On October 7, 1972, it entered the UK chart again at #49 and charted for 14 weeks, peaking at #19 on December 2, 1972.

"Carol" was a reference to Carol Klein, Sedaka's ex-girlfriend from high school. Klein, who later adopted the stage name Carole King, recalled upon Sedaka's death that she herself had wanted to become a professional songwriter and used the success of Sedaka's record to get into the business. She and her then-husband Gerry Goffin found work at the Brill Building at the same firm Sedaka was working—Aldon Music—with their first record for them being a jocular answer song, "Oh, Neil," which she herself recorded.

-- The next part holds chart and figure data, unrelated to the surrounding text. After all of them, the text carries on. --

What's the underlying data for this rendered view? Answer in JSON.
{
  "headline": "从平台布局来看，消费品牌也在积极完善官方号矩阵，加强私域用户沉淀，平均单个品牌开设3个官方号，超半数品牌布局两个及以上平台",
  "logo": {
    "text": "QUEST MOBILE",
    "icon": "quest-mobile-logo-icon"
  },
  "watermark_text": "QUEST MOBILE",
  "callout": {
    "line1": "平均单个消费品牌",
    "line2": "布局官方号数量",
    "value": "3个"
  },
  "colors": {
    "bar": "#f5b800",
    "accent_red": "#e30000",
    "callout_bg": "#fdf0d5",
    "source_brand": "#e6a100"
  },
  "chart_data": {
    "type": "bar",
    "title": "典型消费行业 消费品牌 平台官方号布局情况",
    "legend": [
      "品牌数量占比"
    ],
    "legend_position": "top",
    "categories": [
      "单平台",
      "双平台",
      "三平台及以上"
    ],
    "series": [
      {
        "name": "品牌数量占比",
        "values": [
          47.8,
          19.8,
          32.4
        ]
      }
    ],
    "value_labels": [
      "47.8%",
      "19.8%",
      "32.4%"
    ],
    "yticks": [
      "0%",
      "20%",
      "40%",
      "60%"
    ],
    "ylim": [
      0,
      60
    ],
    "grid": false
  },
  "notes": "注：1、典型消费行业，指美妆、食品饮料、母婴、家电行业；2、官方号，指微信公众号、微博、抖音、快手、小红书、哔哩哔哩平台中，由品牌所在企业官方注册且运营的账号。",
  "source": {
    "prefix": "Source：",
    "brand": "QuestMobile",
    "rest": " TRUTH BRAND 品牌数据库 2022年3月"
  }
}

The B-side song, "One Way Ticket", also earned Sedaka a No. 1 ranking in Japan for several months in 1960.

==Charts==

| Chart (1959–1960) | Peak position |
|---|---|
| Belgium (Ultratop Flanders) | 2 |
| Belgium (Ultratop Wallonia) | 1 |
| Canada (CHUM Hit Parade) | 4 |
| France (IFOP) | 34 |
| Italy | 2 |
| Netherlands (Single Top 100) | 1 |
| Norway (VG-lista) | 9 |
| UK (New Musical Express) | 3 |
| US Billboard Hot 100 | 9 |
| US Hot R&B Sides (Billboard) | 27 |
| US Cash Box Top 100 | 5 |
| West Germany (GfK) | 25 |

| Chart (1972) | Peak position |
|---|---|
| UK Singles (OCC) | 14 |

==Sales==

Sales for Oh! Carol
| Region | Sales |
|---|---|
| Italy | 100,000 |

==Other notable versions==
- General Saint featuring Don Campbell had a minor UK hit in 1994 with their version of "Oh! Carol", peaking at No. 54. In Iceland, it became a top-40 hit, peaking at No. 36.